21 de septiembre. Día Mundial del Alzheimer.
Fui a comer a casa y al marcharme, una vez más, me despedí de mi padre. Le dije adiós con la tristeza de saber que la próxima vez que nos viéramos estaría más lejano, sería más cáscara y menos sentido.
Era así desde el comienzo de su enfermedad, pero no podía acostumbrarme. No acababa de aceptar el abismo entre el padre que tuve y el que era. Cómo entender que una persona perfeccionista y metódica, responsable hasta cuando dormía, se hubiera convertido en aquel ser perdido e inválido, incapaz de atarse los zapatos. Cómo entenderlo sin rebelarse.

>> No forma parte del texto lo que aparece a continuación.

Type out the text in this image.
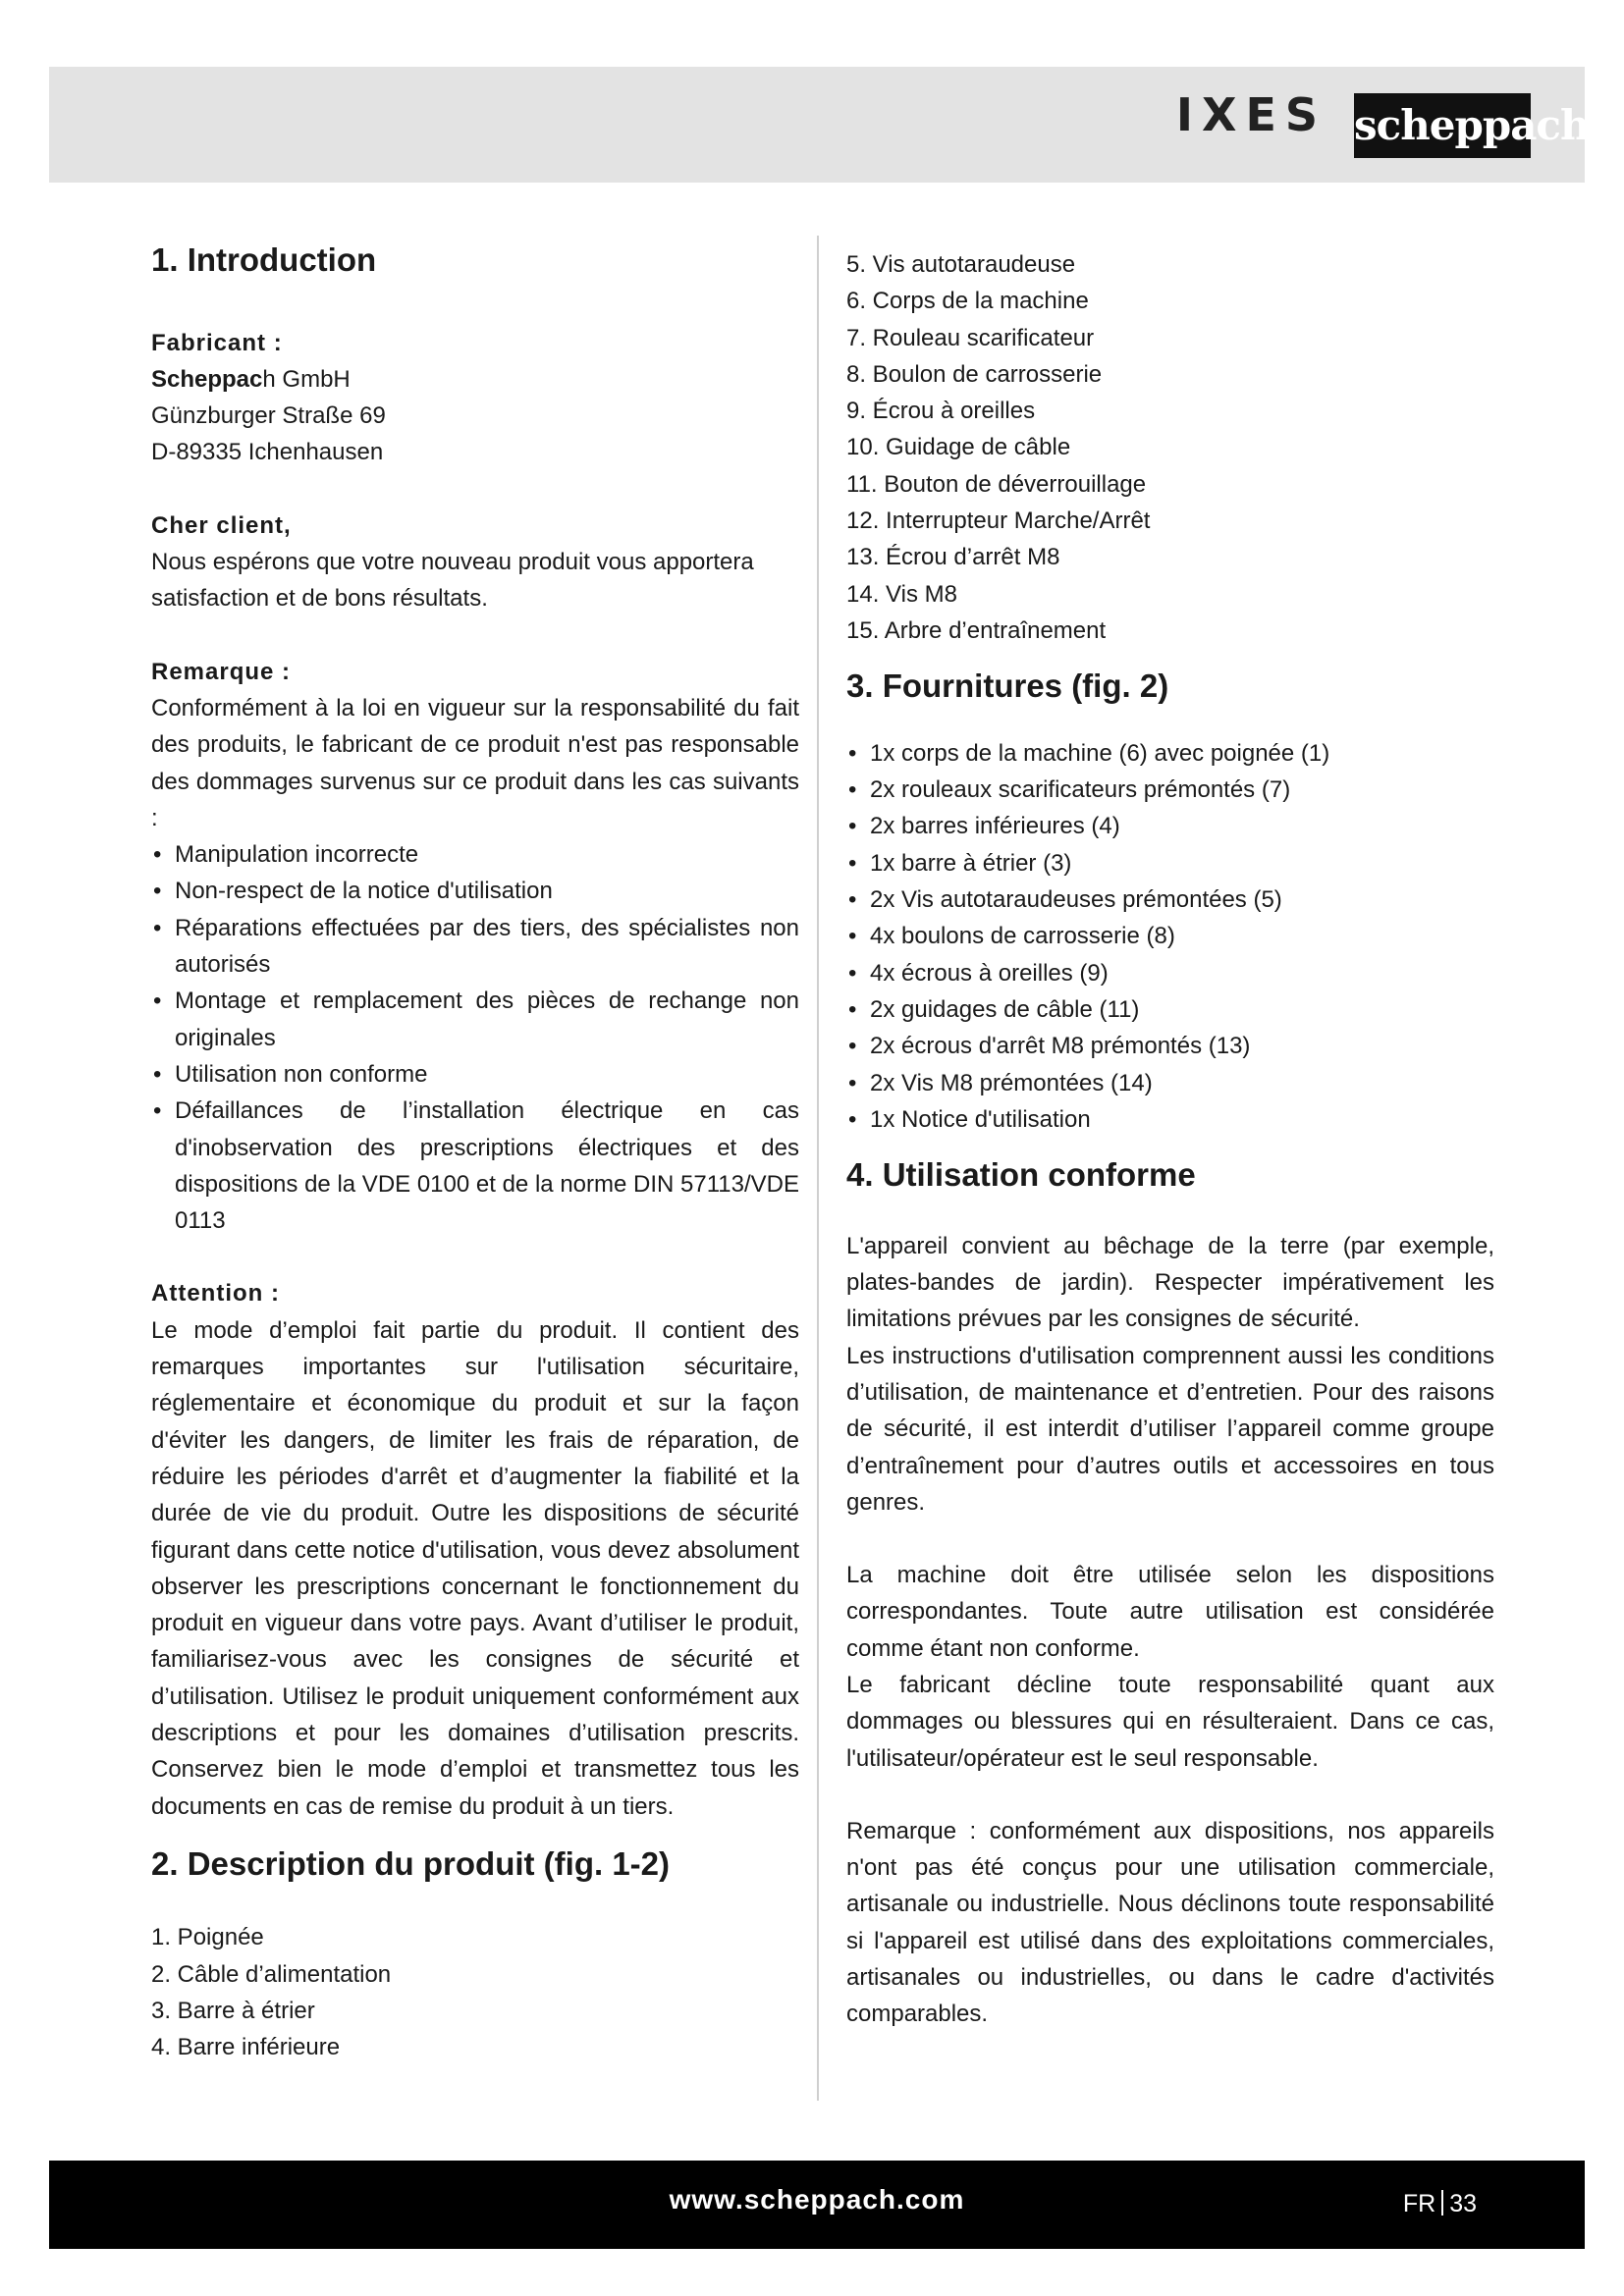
IXES scheppach
1. Introduction

Fabricant :

Scheppach GmbH

Günzburger Straße 69

D-89335 Ichenhausen

Cher client,

Nous espérons que votre nouveau produit vous apportera satisfaction et de bons résultats.

Remarque :

Conformément à la loi en vigueur sur la responsabilité du fait des produits, le fabricant de ce produit n'est pas responsable des dommages survenus sur ce produit dans les cas suivants :

• Manipulation incorrecte
• Non-respect de la notice d'utilisation
• Réparations effectuées par des tiers, des spécialistes non autorisés
• Montage et remplacement des pièces de rechange non originales
• Utilisation non conforme
• Défaillances de l’installation électrique en cas d'inobservation des prescriptions électriques et des dispositions de la VDE 0100 et de la norme DIN 57113/VDE 0113

Attention :

Le mode d’emploi fait partie du produit. Il contient des remarques importantes sur l'utilisation sécuritaire, réglementaire et économique du produit et sur la façon d'éviter les dangers, de limiter les frais de réparation, de réduire les périodes d'arrêt et d’augmenter la fiabilité et la durée de vie du produit. Outre les dispositions de sécurité figurant dans cette notice d'utilisation, vous devez absolument observer les prescriptions concernant le fonctionnement du produit en vigueur dans votre pays. Avant d’utiliser le produit, familiarisez-vous avec les consignes de sécurité et d’utilisation. Utilisez le produit uniquement conformément aux descriptions et pour les domaines d’utilisation prescrits. Conservez bien le mode d’emploi et transmettez tous les documents en cas de remise du produit à un tiers.

2. Description du produit (fig. 1-2)
1. Poignée
2. Câble d’alimentation
3. Barre à étrier
4. Barre inférieure
5. Vis autotaraudeuse
6. Corps de la machine
7. Rouleau scarificateur
8. Boulon de carrosserie
9. Écrou à oreilles
10. Guidage de câble
11. Bouton de déverrouillage
12. Interrupteur Marche/Arrêt
13. Écrou d’arrêt M8
14. Vis M8
15. Arbre d’entraînement
3. Fournitures (fig. 2)
• 1x corps de la machine (6) avec poignée (1)
• 2x rouleaux scarificateurs prémontés (7)
• 2x barres inférieures (4)
• 1x barre à étrier (3)
• 2x Vis autotaraudeuses prémontées (5)
• 4x boulons de carrosserie (8)
• 4x écrous à oreilles (9)
• 2x guidages de câble (11)
• 2x écrous d'arrêt M8 prémontés (13)
• 2x Vis M8 prémontées (14)
• 1x Notice d'utilisation
4. Utilisation conforme

L'appareil convient au bêchage de la terre (par exemple, plates-bandes de jardin). Respecter impérativement les limitations prévues par les consignes de sécurité.

Les instructions d'utilisation comprennent aussi les conditions d’utilisation, de maintenance et d’entretien. Pour des raisons de sécurité, il est interdit d’utiliser l’appareil comme groupe d’entraînement pour d’autres outils et accessoires en tous genres.

La machine doit être utilisée selon les dispositions correspondantes. Toute autre utilisation est considérée comme étant non conforme.

Le fabricant décline toute responsabilité quant aux dommages ou blessures qui en résulteraient. Dans ce cas, l'utilisateur/opérateur est le seul responsable.

Remarque : conformément aux dispositions, nos appareils n'ont pas été conçus pour une utilisation commerciale, artisanale ou industrielle. Nous déclinons toute responsabilité si l'appareil est utilisé dans des exploitations commerciales, artisanales ou industrielles, ou dans le cadre d'activités comparables.

www.scheppach.com	FR 33
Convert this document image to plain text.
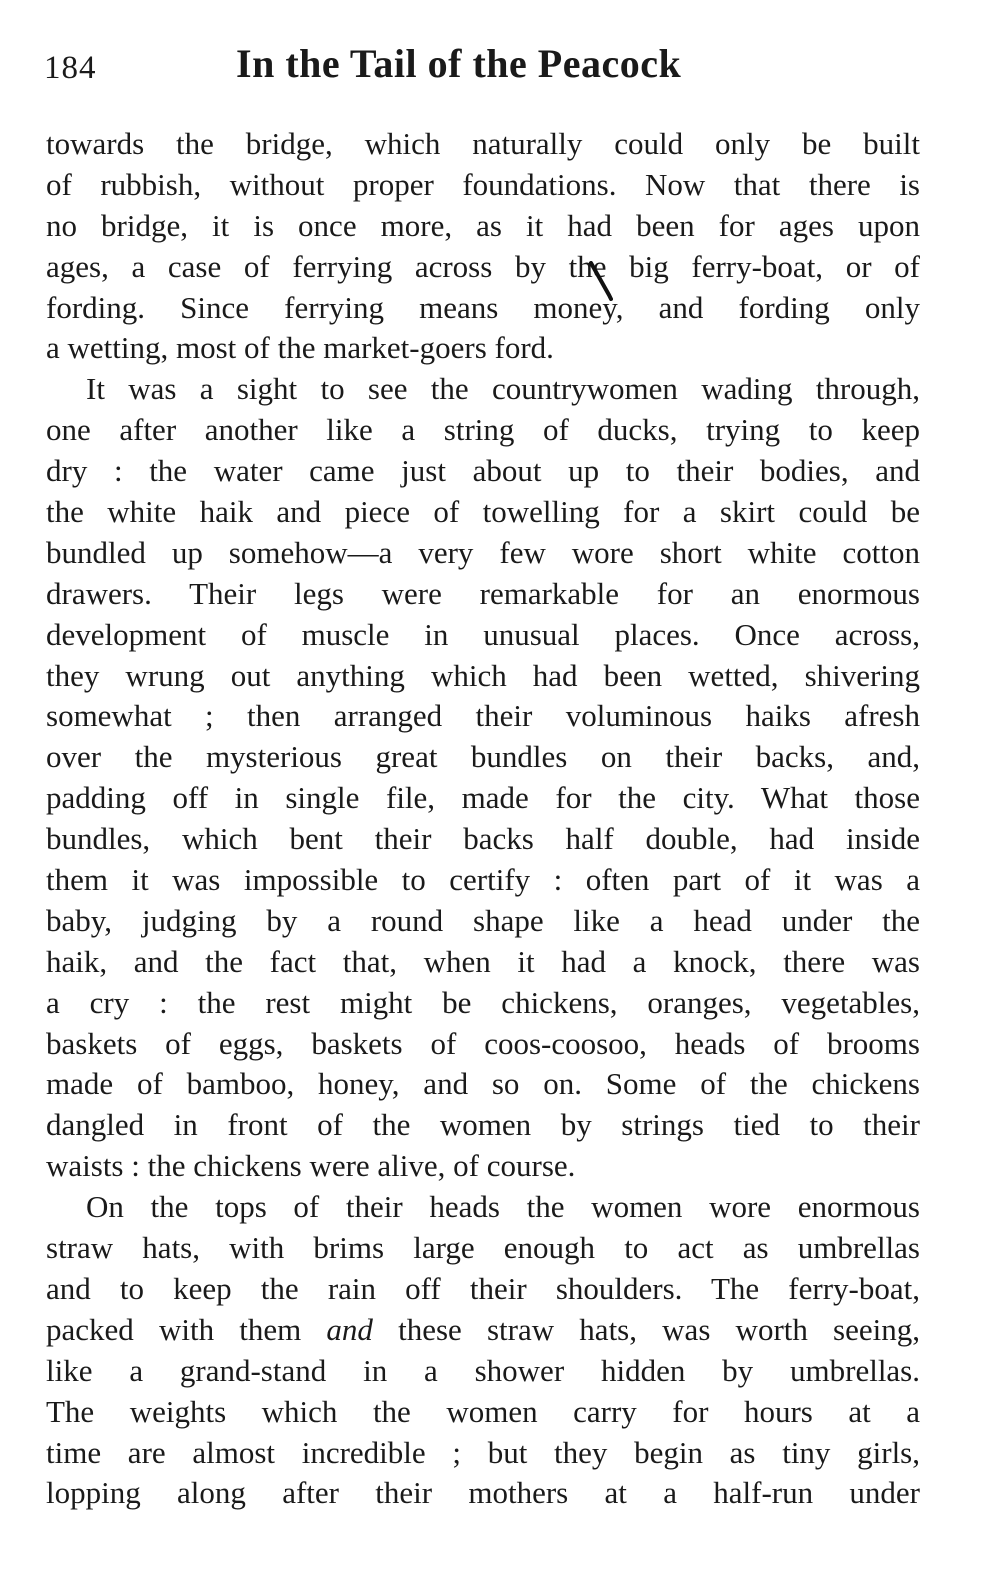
184	In the Tail of the Peacock
towards the bridge, which naturally could only be built
of rubbish, without proper foundations. Now that there is
no bridge, it is once more, as it had been for ages upon
ages, a case of ferrying across by the big ferry-boat, or of
fording. Since ferrying means money, and fording only
a wetting, most of the market-goers ford.
It was a sight to see the countrywomen wading through,
one after another like a string of ducks, trying to keep
dry : the water came just about up to their bodies, and
the white haik and piece of towelling for a skirt could be
bundled up somehow—a very few wore short white cotton
drawers. Their legs were remarkable for an enormous
development of muscle in unusual places. Once across,
they wrung out anything which had been wetted, shivering
somewhat ; then arranged their voluminous haiks afresh
over the mysterious great bundles on their backs, and,
padding off in single file, made for the city. What those
bundles, which bent their backs half double, had inside
them it was impossible to certify : often part of it was a
baby, judging by a round shape like a head under the
haik, and the fact that, when it had a knock, there was
a cry : the rest might be chickens, oranges, vegetables,
baskets of eggs, baskets of coos-coosoo, heads of brooms
made of bamboo, honey, and so on. Some of the chickens
dangled in front of the women by strings tied to their
waists : the chickens were alive, of course.
On the tops of their heads the women wore enormous
straw hats, with brims large enough to act as umbrellas
and to keep the rain off their shoulders. The ferry-boat,
packed with them and these straw hats, was worth seeing,
like a grand-stand in a shower hidden by umbrellas.
The weights which the women carry for hours at a
time are almost incredible ; but they begin as tiny girls,
lopping along after their mothers at a half-run under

Recordaba cuando me compró los cuadernos de caligrafía para mejorar mi letra –demasiado pequeña, demasiado discreta- y su afán porque yo escribiera con trazos más elegantes. “La letra define a la persona” decía.
¿Y sus garabatos de ahora, hechos con esfuerzo y toda la voluntad posible?
Pero lo peor era enfrentarse a su mirada desconsolada e huidiza. Asustada. Con un miedo mayor al de un niño solo en medio de una multitud de desconocidos. La demencia está en la mirada.
¿Cómo medir la intensidad de su soledad? ¿Cómo consolar al que no te reconoce, al que no se tiene a sí mismo?
“Hay que retirar los espejos. Pueden sobresaltarse con una imagen, la suya, que no reconocen” dicen los expertos.
¿Pero puede alguien ser experto en lo que no ha vivido? ¿Cómo saber lo que se siente más allá de la perdida de la razón? Yo sólo veo desolación.